For most business owners and entrepreneurs starting out, there is no separation between one’s personal life and the business. This means that until the business has grown, the financial planning requirements of an entrepreneur are unique and must take into account all the opportunities and circumstances that may arise.
Related: 6 Steps Of Financial Planning
Business Investment Risk
In many instances, an entrepreneur invests all their disposable assets to starting a business. The main problem is that there is a high business failure rate and unique challenges affect a new business.
It is therefore prudent for an entrepreneur to try and spread some of the risk by not putting every asset owned into the business. Although this temptation is great, especially as every business owner does not expect to fail, entrepreneurs must avoid literally putting all their eggs in one basket.
How to spread the Risk
Investment Plan: Most business owners start off with a detailed business plan for their business but do not take into consideration that they need a detailed personal investment plan. A personal investment plan is similar to a personal cash flow statement but tracks your personal finances in the future taking into account money that will be available to get through the rough times.
In this personal investment plan, it is important to avoid using “expected future income” from the business, by ignoring this income, one can be certain to survive. Another reason to avoid income from the business, means you do not put pressure on the business to fund a lifestyle.
Cash Cushion: A business owner must strive to have a six month cash cushion, this is an amount of cash sufficient to fund a lifestyle. This amount becomes even more important when the business owner has a family or dependents. As an entrepreneur, it is important to have their support and this cash assures them that you are in control.
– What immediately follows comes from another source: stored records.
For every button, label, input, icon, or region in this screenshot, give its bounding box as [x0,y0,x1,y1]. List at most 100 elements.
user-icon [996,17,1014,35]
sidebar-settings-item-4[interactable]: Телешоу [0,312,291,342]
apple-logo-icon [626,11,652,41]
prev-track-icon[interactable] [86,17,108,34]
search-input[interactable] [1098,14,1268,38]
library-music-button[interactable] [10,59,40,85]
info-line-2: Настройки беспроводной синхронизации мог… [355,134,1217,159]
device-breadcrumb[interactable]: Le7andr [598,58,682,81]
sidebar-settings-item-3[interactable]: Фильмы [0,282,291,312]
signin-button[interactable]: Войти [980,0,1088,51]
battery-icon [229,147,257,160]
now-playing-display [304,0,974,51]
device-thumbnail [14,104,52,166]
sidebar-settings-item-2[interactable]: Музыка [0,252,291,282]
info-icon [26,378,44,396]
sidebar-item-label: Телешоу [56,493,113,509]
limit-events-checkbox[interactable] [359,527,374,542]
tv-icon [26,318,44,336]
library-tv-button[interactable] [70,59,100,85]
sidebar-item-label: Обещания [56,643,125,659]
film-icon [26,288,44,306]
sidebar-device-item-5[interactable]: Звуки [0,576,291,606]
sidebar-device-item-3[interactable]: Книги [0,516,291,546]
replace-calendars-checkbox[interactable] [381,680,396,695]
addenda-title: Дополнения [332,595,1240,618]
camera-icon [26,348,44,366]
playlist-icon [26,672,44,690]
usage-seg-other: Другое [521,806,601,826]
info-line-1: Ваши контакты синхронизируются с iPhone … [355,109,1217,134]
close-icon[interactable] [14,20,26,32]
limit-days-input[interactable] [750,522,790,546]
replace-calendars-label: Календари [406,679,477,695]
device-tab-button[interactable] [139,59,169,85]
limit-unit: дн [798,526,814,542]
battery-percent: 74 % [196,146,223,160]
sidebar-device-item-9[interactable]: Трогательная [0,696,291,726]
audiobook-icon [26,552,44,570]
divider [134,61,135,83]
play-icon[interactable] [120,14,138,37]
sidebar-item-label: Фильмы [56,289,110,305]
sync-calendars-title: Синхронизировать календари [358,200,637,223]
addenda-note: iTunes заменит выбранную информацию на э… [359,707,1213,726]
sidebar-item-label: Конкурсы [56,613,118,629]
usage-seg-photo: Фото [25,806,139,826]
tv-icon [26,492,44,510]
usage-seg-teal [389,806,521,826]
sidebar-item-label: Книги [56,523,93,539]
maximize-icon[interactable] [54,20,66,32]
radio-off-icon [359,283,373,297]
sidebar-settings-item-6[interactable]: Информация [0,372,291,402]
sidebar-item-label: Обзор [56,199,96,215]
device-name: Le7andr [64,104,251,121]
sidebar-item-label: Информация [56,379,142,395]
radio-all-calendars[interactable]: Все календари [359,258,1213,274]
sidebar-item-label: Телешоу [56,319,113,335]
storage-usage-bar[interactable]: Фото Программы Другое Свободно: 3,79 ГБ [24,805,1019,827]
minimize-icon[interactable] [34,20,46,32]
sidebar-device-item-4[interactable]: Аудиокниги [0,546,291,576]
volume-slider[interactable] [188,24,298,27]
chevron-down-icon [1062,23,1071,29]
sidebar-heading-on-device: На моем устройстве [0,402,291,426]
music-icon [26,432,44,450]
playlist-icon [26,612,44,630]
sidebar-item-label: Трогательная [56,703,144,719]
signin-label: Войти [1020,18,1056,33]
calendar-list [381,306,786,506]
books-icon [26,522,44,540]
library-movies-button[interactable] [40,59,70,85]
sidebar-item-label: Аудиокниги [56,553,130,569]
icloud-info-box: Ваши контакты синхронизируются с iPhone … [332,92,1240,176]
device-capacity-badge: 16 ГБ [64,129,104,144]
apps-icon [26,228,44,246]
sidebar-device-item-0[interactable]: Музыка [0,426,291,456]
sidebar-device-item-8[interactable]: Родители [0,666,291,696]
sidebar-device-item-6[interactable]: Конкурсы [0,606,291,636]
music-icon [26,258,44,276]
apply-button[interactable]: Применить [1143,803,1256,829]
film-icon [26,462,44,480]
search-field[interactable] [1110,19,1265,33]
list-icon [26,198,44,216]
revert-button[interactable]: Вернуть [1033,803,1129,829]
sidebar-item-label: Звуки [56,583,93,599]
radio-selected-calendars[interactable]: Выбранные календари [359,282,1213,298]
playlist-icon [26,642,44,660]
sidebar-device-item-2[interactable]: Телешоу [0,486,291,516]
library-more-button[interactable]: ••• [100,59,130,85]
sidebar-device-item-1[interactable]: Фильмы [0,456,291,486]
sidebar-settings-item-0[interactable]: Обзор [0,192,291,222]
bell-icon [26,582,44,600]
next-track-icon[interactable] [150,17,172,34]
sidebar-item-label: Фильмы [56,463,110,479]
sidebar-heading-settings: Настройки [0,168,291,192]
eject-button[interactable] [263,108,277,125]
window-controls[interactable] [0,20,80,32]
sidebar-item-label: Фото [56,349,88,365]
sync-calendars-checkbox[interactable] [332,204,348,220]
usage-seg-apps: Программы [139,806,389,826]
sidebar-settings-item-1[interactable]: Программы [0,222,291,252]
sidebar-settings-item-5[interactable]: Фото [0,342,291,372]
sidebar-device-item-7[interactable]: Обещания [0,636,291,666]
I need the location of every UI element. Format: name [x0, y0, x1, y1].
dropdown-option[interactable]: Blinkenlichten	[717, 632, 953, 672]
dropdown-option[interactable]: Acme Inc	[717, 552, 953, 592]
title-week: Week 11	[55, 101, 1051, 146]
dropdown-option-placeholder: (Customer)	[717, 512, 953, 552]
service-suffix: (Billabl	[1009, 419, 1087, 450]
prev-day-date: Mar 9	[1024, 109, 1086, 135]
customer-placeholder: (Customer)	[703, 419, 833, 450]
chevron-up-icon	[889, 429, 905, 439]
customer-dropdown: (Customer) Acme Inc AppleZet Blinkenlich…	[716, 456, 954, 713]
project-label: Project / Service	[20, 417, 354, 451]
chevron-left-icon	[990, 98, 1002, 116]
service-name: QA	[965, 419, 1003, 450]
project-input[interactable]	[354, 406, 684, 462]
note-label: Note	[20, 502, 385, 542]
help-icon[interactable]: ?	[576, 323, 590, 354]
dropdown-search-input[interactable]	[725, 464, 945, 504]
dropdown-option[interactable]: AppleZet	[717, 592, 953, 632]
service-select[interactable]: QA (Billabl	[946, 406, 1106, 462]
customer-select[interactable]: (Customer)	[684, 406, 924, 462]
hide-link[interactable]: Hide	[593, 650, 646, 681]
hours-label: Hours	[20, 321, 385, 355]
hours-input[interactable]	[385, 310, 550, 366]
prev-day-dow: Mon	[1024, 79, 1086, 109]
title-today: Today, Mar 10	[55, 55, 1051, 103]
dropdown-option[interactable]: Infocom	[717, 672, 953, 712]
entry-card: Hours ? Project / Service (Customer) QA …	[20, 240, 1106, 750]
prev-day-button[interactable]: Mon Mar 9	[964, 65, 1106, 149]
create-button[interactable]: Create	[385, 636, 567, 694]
Without the support of loved ones, a business has a higher risk of failure.
Dealing with Debt
Most start-up businesses depend on some debt when an entrepreneur does not have enough equity to fund operations.
When starting a business, the amount of debt needed is calculated in your business plan. Since a business plan is so important, it is essential for the entrepreneur to invest in getting a professional to assist at this stage.
The amount of effort and detail in a business plan often can influence success or failure. The business plan must also take into account the financial needs of the owner when the business enters into a profit. It is important that many start-ups may take several months before reaching break-even point.
Tax & Estate Planning
For small business owners, tax planning is very important as the finances of the business and the finances are intricately tied together. Therefore, it is important to employ the services of a CFP Professional in the tax affairs of an entrepreneur.
Just there is an array of tax liabilities as a business owners, there are also many deductions, rebates and allowances that may accrue to a business owner with a professional tax planner. Tax planning is a means of ensuring savings and benefits for your business and personal life and when left to a professional counsellor, should not dominate the life of an entrepreneur.
Estate Planning is a type of tax planning to reduce tax liability at death. Without estate planning, it is unlikely that a business owner can pass the business on to a spouse or the next generation. Often, estate planning for business owners is included when considering business assurance.
We have previously discussed business assurance at length. This involves risks around succession planning, death or illness of a key individual in the business and other losses of the income to the entrepreneur and the business. Hand in with the business assurance is the need to have adequate insurance cover for the business building and assets.
Equally important, home and car insurance of the business owner is just as important. A major personal loss due to theft, fire or accidental damage can affect a business negatively.
Related: Peace-of-Mind Financial Planning
Consult a Professional
To understand, and for expert advice on business assurance, please consult your financial planner. If you do not have a competent financial planner already, you should consider interviewing prospective financial planners and conducting background checks with their references. You will also need to confirm their accreditation with the relevant professional body.